LFDE investiert seit 2021 gezielt in «Space». Wie sieht die Strategie genau aus? Besteht sie ausschliesslich aus dem Fonds Echiquier Space?

Richtig, beim Echiquier Space Fund handelt es sich um einen thematischen Fonds, der in kotierte Unternehmen mit Bezug zur Raumfahrt investiert. Ziel ist es, innerhalb eines eigens aufgebauten Investmentuniversums jene Unternehmen zu identifizieren, die aus unserer Sicht am besten positioniert sind.

Wie gross ist der Echiquier Space Fonds heute (AUM), und wie hat sich das Volumen seit Lancierung entwickelt?

Der Fonds verwaltet derzeit rund 420 Millionen Euro (Stand: 23.03.2026) und ist seit Anfang 2024 deutlich gewachsen – damals lag das Volumen noch bei rund 50 Millionen Euro.

Ist der aktuelle Zeitpunkt aus Ihrer Sicht noch attraktiv für einen Einstieg, oder sind bereits viele Erwartungen eingepreist?

Raumfahrt bleibt ein überzeugendes Langfristthema, da sich die Industrie weiterhin in einer Phase beschleunigter Entwicklung befindet.
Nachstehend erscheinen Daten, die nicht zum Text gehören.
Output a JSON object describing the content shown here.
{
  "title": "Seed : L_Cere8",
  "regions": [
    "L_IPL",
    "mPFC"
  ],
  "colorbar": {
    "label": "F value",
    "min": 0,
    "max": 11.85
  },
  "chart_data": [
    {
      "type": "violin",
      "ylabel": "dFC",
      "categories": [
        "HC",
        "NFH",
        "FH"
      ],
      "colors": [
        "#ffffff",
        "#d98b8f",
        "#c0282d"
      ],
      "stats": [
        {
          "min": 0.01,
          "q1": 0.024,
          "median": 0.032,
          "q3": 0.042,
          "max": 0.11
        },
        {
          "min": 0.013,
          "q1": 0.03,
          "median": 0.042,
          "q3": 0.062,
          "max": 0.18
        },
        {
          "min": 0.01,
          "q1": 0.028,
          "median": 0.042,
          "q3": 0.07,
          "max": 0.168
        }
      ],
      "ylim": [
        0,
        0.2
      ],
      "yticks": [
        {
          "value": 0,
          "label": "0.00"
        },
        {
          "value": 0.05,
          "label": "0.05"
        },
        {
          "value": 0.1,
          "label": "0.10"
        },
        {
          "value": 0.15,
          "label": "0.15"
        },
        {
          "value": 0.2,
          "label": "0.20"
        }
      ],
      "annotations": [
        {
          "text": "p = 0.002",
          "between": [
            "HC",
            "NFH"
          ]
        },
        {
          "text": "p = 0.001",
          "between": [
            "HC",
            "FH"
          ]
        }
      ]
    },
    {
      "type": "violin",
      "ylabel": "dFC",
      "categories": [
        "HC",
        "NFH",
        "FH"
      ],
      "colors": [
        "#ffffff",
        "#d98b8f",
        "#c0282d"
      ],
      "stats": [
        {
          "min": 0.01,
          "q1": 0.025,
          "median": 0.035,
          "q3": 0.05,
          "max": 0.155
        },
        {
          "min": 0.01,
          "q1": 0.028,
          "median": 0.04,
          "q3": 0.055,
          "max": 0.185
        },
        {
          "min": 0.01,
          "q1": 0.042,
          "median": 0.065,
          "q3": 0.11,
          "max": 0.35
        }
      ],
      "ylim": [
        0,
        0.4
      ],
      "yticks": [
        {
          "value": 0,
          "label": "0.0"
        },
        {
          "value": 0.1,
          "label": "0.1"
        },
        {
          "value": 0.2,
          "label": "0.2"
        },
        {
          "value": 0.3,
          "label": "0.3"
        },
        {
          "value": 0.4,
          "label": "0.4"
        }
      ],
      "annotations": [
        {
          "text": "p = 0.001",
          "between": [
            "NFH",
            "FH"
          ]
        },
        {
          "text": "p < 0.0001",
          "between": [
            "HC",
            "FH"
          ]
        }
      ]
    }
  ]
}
Viele Unternehmen stehen erst am Anfang, ihre Technologien zu skalieren, Produktionskapazitäten auszubauen und neue kommerzielle Anwendungsfelder zu etablieren. Wir sehen darin den Beginn eines langfristigen Wachstumstrends.


Alicia Daurignac ist Fondsmanagerin und Analystin bei La Financière de l’Échiquier (LFDE) und verantwortet dort unter anderem Strategien im Bereich der Space Economy. Vor ihrem Eintritt bei LFDE war sie als Equity-Research-Analystin für den Luft- und Raumfahrt- sowie Verteidigungssektor bei Exane tätig. Davor arbeitete sie bei Fidelity International im Credit Research mit Fokus auf Airlines, Flugzeugleasing und europäische Versorger. Frühere Stationen umfassen unter anderem Positionen bei J.P. Morgan im Investment Banking und Asset Management. Daurignac hat einen Abschluss der HEC Paris sowie einen Bachelor in Mathematik und Informatik der University of Exeter.